Religion and Violence in a Globalized World

Jun 24, 2010

11th Gerd Bucerius Lecture, at the Willard InterContinental Hotel, Ballroom, Washington DC | Speaker: Wolfgang Huber

The Eleventh Gerd Bucerius Lecture was delivered by Bishop Wolfgang Huber, who spoke on the topic "Religion and Violence in a Globalized World." Huber has been a leading representative of the German Protestant Church for the last two decades. Following a twenty-year academic career that included professorships in Marburg and Heidelberg, he served as Bishop of the Evangelical Church of Berlin-Brandenburg-Silesian Upper Lausitz from 1994 to 2009. From 2003 to 2009, he was chairman of the Council of the Evangelical Church in Germany (EKD), the governing body for the Protestant Church in Germany.

Huber discussed the relationship of religion and violence on a broad historical, ethical, and theological canvas.
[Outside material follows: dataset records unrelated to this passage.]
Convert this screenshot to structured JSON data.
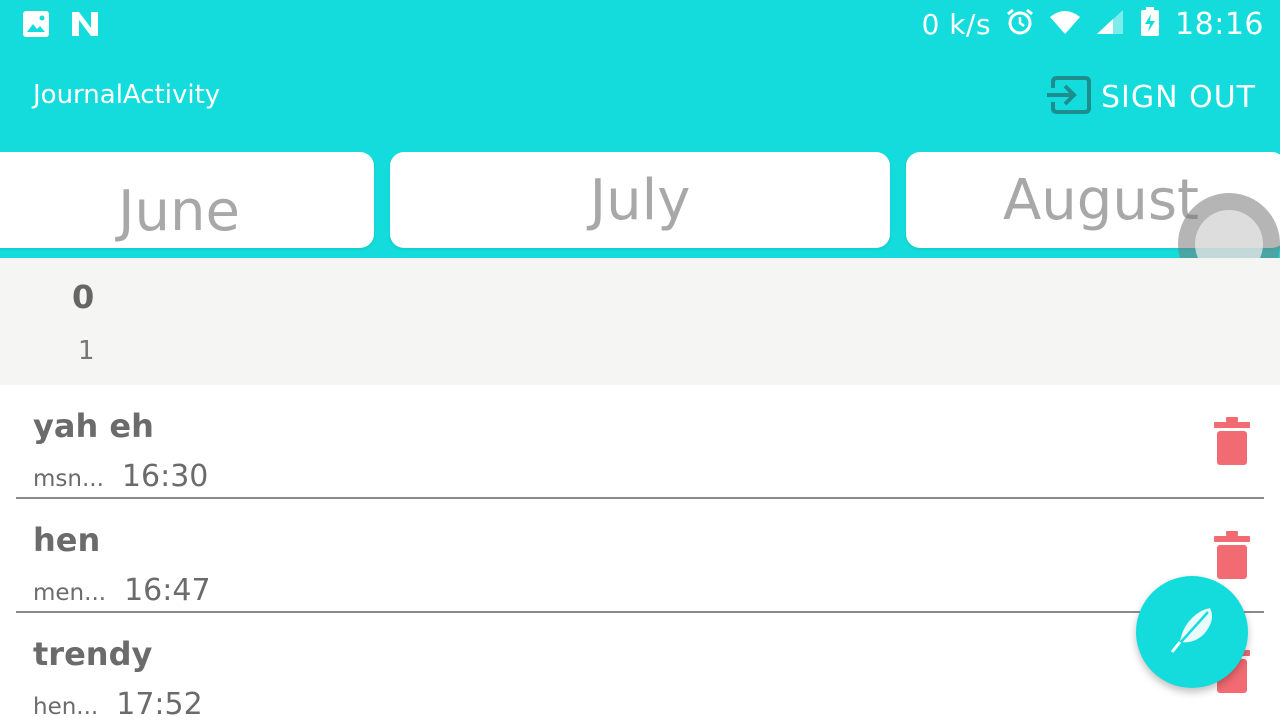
{
  "status_bar": {
    "speed": "0 k/s",
    "time": "18:16"
  },
  "app_bar": {
    "title": "JournalActivity",
    "sign_out_label": "SIGN OUT"
  },
  "months": [
    "June",
    "July",
    "August"
  ],
  "summary": {
    "count": "0",
    "sub": "1"
  },
  "entries": [
    {
      "title": "yah eh",
      "preview": "msn...",
      "time": "16:30"
    },
    {
      "title": "hen",
      "preview": "men...",
      "time": "16:47"
    },
    {
      "title": "trendy",
      "preview": "hen...",
      "time": "17:52"
    }
  ],
  "colors": {
    "primary": "#14dcdc",
    "delete": "#f26b73",
    "text": "#6b6b6b"
  },
  "icons": {
    "status_left": [
      "image-icon",
      "n-icon"
    ],
    "status_right": [
      "alarm-icon",
      "wifi-icon",
      "signal-icon",
      "battery-charging-icon"
    ],
    "sign_out": "exit-icon",
    "delete": "trash-icon",
    "fab": "feather-icon"
  }
}
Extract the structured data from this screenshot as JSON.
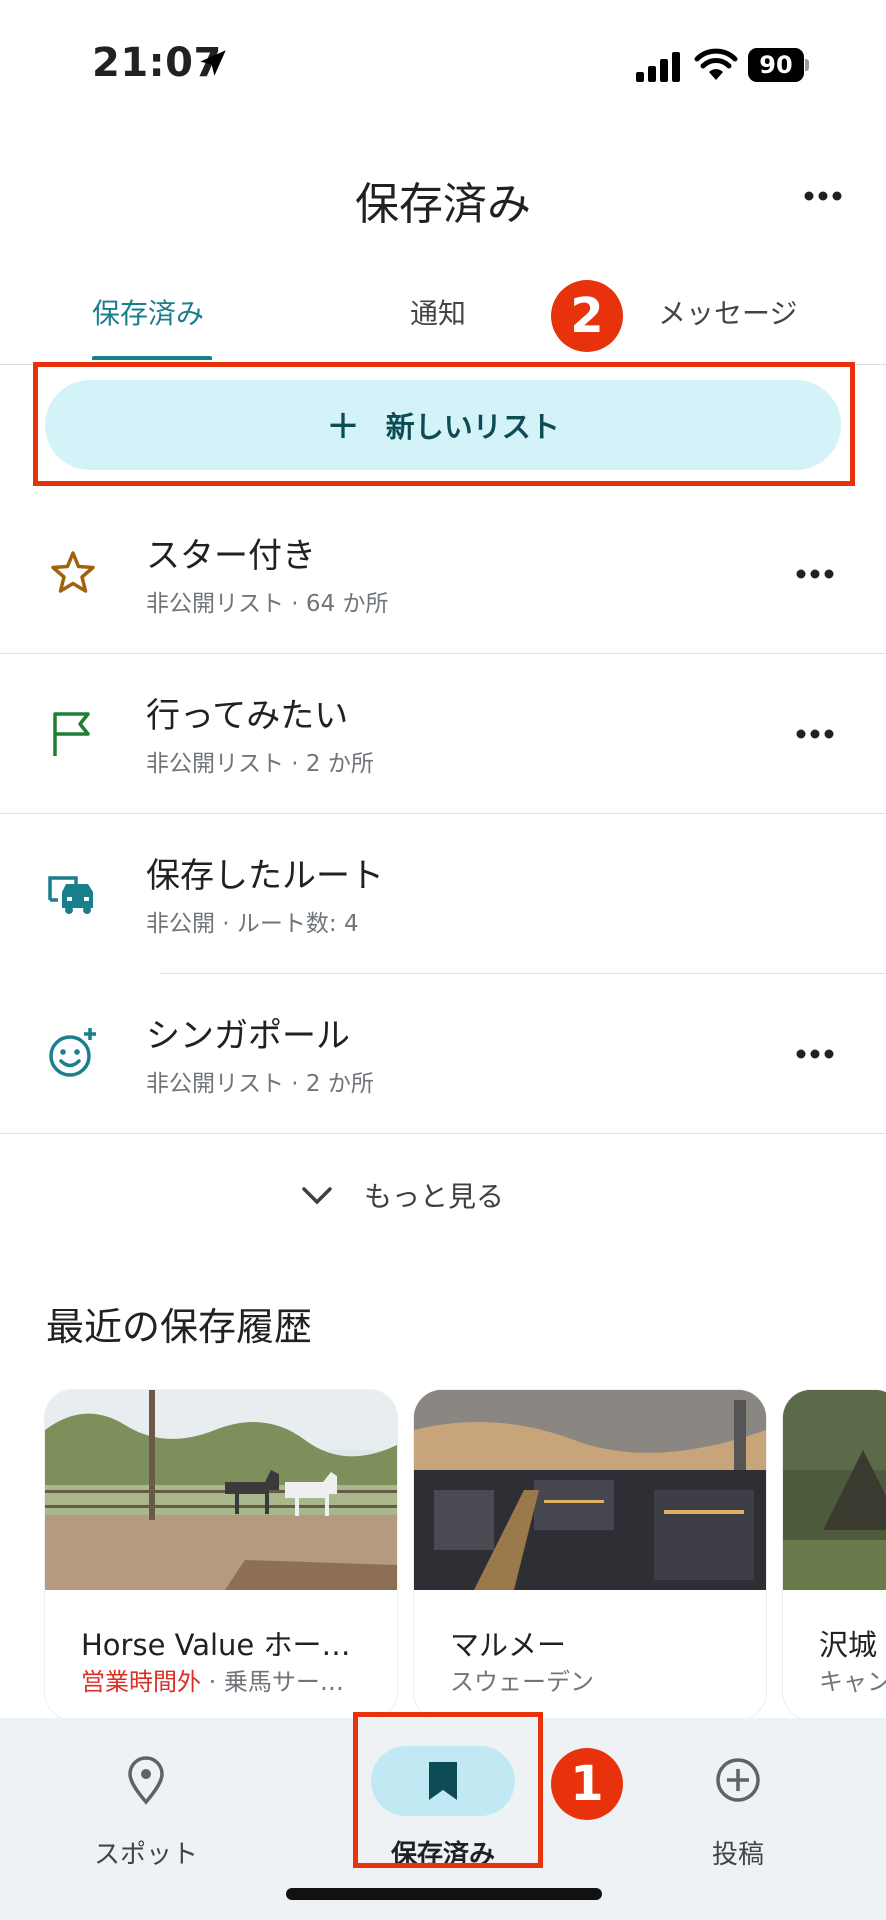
{
  "status_bar": {
    "time": "21:07",
    "battery": "90"
  },
  "header": {
    "title": "保存済み"
  },
  "tabs": [
    {
      "label": "保存済み",
      "active": true
    },
    {
      "label": "通知",
      "active": false
    },
    {
      "label": "メッセージ",
      "active": false
    }
  ],
  "markers": {
    "one": "1",
    "two": "2"
  },
  "new_list": {
    "label": "新しいリスト",
    "plus": "+"
  },
  "lists": [
    {
      "title": "スター付き",
      "subtitle": "非公開リスト · 64 か所",
      "icon": "star-icon",
      "color": "#a0620a"
    },
    {
      "title": "行ってみたい",
      "subtitle": "非公開リスト · 2 か所",
      "icon": "flag-icon",
      "color": "#1e7e34"
    },
    {
      "title": "保存したルート",
      "subtitle": "非公開 · ルート数: 4",
      "icon": "car-icon",
      "color": "#1a7f8c"
    },
    {
      "title": "シンガポール",
      "subtitle": "非公開リスト · 2 か所",
      "icon": "smiley-icon",
      "color": "#1a7f8c"
    }
  ],
  "show_more": {
    "label": "もっと見る"
  },
  "recent": {
    "title": "最近の保存履歴",
    "cards": [
      {
        "title": "Horse Value ホー…",
        "status": "営業時間外",
        "subtitle": " · 乗馬サー…"
      },
      {
        "title": "マルメー",
        "status": "",
        "subtitle": "スウェーデン"
      },
      {
        "title": "沢城",
        "status": "",
        "subtitle": "キャン"
      }
    ]
  },
  "bottom_nav": [
    {
      "label": "スポット",
      "icon": "location-pin-icon"
    },
    {
      "label": "保存済み",
      "icon": "bookmark-icon",
      "active": true
    },
    {
      "label": "投稿",
      "icon": "add-circle-icon"
    }
  ],
  "colors": {
    "accent": "#1a7f8c",
    "marker": "#e8320b",
    "button_bg": "#d3f3f9"
  }
}
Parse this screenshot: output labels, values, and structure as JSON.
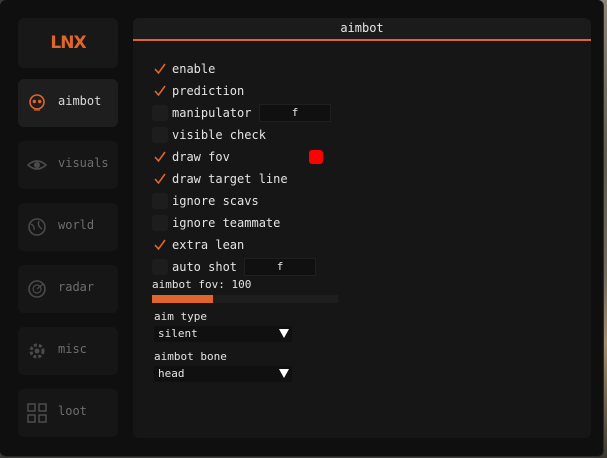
{
  "app": {
    "logo": "LNX",
    "accent": "#e0652a"
  },
  "sidebar": {
    "items": [
      {
        "label": "aimbot",
        "icon": "skull-icon",
        "active": true
      },
      {
        "label": "visuals",
        "icon": "eye-icon",
        "active": false
      },
      {
        "label": "world",
        "icon": "globe-icon",
        "active": false
      },
      {
        "label": "radar",
        "icon": "radar-icon",
        "active": false
      },
      {
        "label": "misc",
        "icon": "gear-icon",
        "active": false
      },
      {
        "label": "loot",
        "icon": "grid-icon",
        "active": false
      }
    ]
  },
  "panel": {
    "title": "aimbot",
    "options": [
      {
        "label": "enable",
        "checked": true
      },
      {
        "label": "prediction",
        "checked": true
      },
      {
        "label": "manipulator",
        "checked": false,
        "key": "f"
      },
      {
        "label": "visible check",
        "checked": false
      },
      {
        "label": "draw fov",
        "checked": true,
        "color": "#ff0000"
      },
      {
        "label": "draw target line",
        "checked": true
      },
      {
        "label": "ignore scavs",
        "checked": false
      },
      {
        "label": "ignore teammate",
        "checked": false
      },
      {
        "label": "extra lean",
        "checked": true
      },
      {
        "label": "auto shot",
        "checked": false,
        "key": "f"
      }
    ],
    "fov_slider": {
      "label": "aimbot fov: 100",
      "fraction": 0.33
    },
    "aim_type": {
      "label": "aim type",
      "value": "silent"
    },
    "aimbot_bone": {
      "label": "aimbot bone",
      "value": "head"
    }
  }
}
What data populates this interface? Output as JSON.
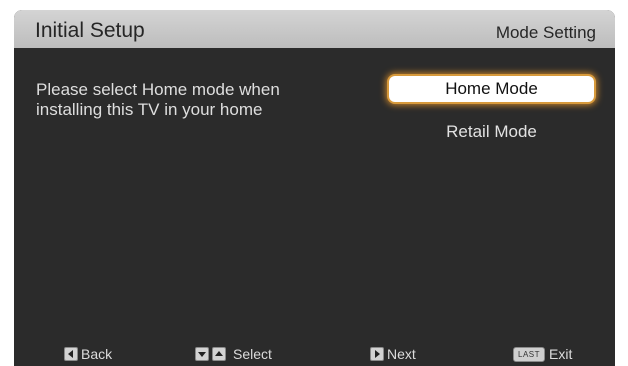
{
  "header": {
    "title": "Initial Setup",
    "subtitle": "Mode Setting"
  },
  "prompt": "Please select Home mode when\ninstalling this TV in your home",
  "options": [
    {
      "label": "Home Mode",
      "selected": true
    },
    {
      "label": "Retail Mode",
      "selected": false
    }
  ],
  "footer": {
    "back": "Back",
    "select": "Select",
    "next": "Next",
    "last_key": "LAST",
    "exit": "Exit"
  },
  "colors": {
    "background": "#2b2b2b",
    "header": "#c8c8c8",
    "highlight_glow": "#d79a3c"
  }
}
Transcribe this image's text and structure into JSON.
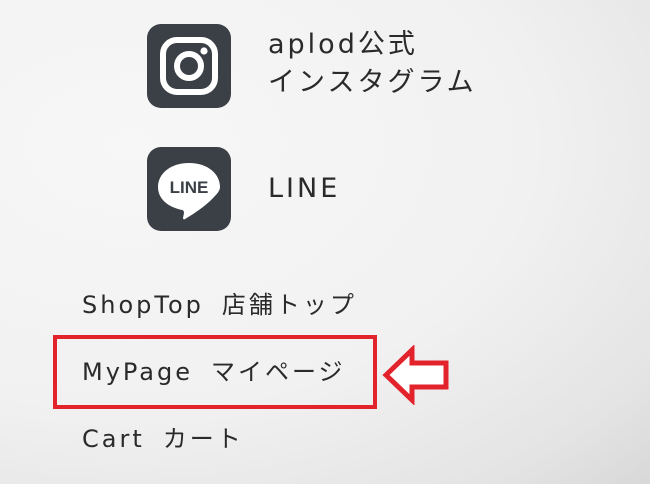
{
  "social": {
    "instagram": {
      "icon": "instagram-icon",
      "label_line1": "aplod公式",
      "label_line2": "インスタグラム"
    },
    "line": {
      "icon": "line-icon",
      "icon_text": "LINE",
      "label": "LINE"
    }
  },
  "nav": {
    "shoptop": {
      "en": "ShopTop",
      "jp": "店舗トップ"
    },
    "mypage": {
      "en": "MyPage",
      "jp": "マイページ"
    },
    "cart": {
      "en": "Cart",
      "jp": "カート"
    }
  },
  "annotation": {
    "highlight_color": "#e3232b",
    "arrow_direction": "left"
  }
}
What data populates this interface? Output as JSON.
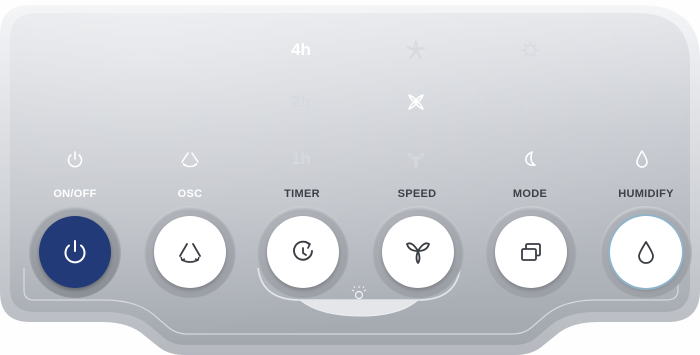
{
  "colors": {
    "panel_top": "#e6e8ec",
    "panel_bottom": "#9ea3aa",
    "indicator_on": "#ffffff",
    "indicator_dim": "#d8dbe0",
    "label": "#ffffff",
    "power_button": "#243a78",
    "button_face": "#ffffff",
    "button_icon": "#3a3d44",
    "humidify_ring": "#8fb4c8"
  },
  "indicators": {
    "timer": {
      "hour_4": "4h",
      "hour_2": "2h",
      "hour_1": "1h"
    },
    "speed": {
      "high_icon": "fan-star-icon",
      "medium_icon": "fan-x-icon",
      "low_icon": "fan-y-icon"
    },
    "mode": {
      "top_icon": "sun-gear-icon",
      "middle_icon": "leaf-icon",
      "bottom_icon": "moon-icon"
    },
    "power_icon": "power-icon",
    "osc_icon": "oscillate-icon",
    "humidify_icon": "droplet-icon"
  },
  "buttons": [
    {
      "id": "onoff",
      "label": "ON/OFF",
      "icon": "power-icon"
    },
    {
      "id": "osc",
      "label": "OSC",
      "icon": "oscillate-icon"
    },
    {
      "id": "timer",
      "label": "TIMER",
      "icon": "timer-icon"
    },
    {
      "id": "speed",
      "label": "SPEED",
      "icon": "fan-icon"
    },
    {
      "id": "mode",
      "label": "MODE",
      "icon": "layers-icon"
    },
    {
      "id": "humidify",
      "label": "HUMIDIFY",
      "icon": "droplet-icon"
    }
  ],
  "light": {
    "icon": "light-bulb-icon"
  }
}
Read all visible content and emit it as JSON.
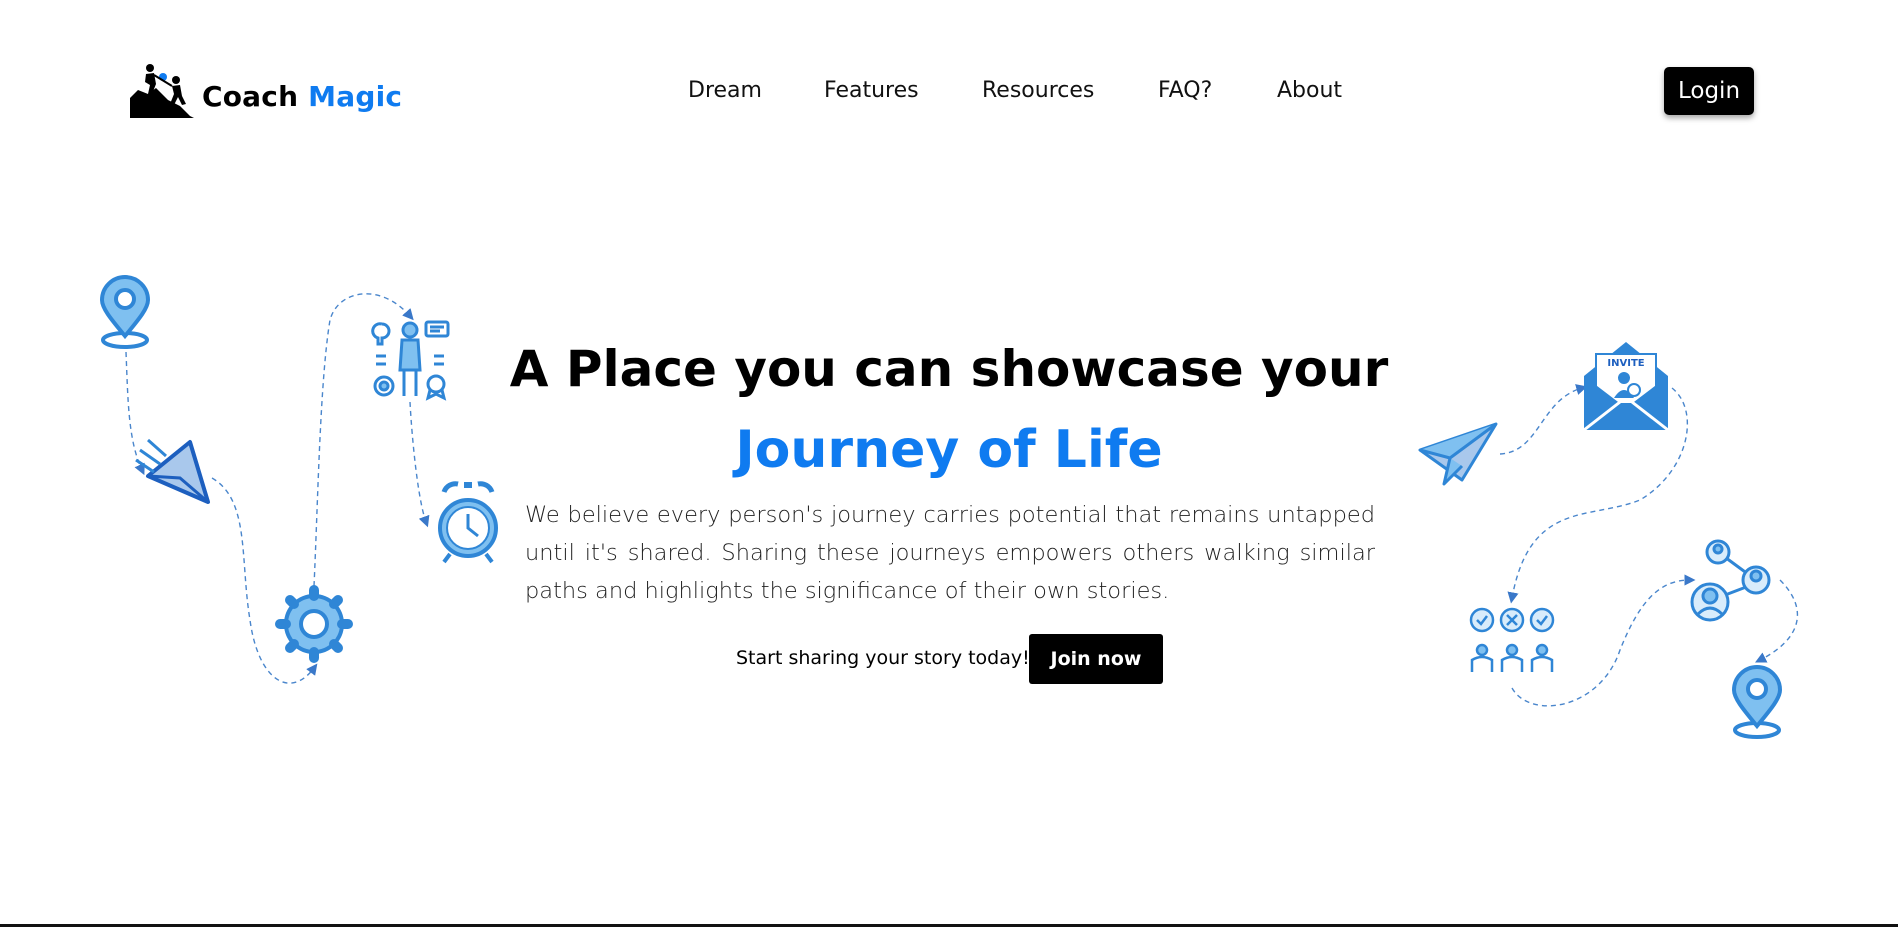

After introductory reflections on the definition of violence, Huber discussed three possible propositions on the relationship of religion and violence: the thesis that religion leads to violence; the thesis that religion leads to nonviolence; and, finally, the thesis that religion and violence are linked in a contingent manner. In his analysis of the first thesis, Huber rejected the notion that monotheism leads to violence; he also pointed out that religious identity is only one factor among others in most recent conflicts. In his discussion of the second thesis, Huber provided a critical history of the Christian churches' repeated failure to live up to the renunciation of violence preached in the Sermon of the Mount. He concluded by endorsing the thesis that the relationship between religion and violence is a contingent one and left his listeners with a number of concluding reflections, including the statement: "Religions can cooperate in order to promote peaceful coexistence and to ban the use of violence as much as possible. This effort necessitates a self-critical evaluation of violent traits in the history of the different religions, the elaboration of religion's specific contributions to the future tasks of humankind, and working toward a consensus in basic ethical questions."

The full text of Wolfgang Huber's lecture will be published in the Fall 2010 issue of the Bulletin of the GHI.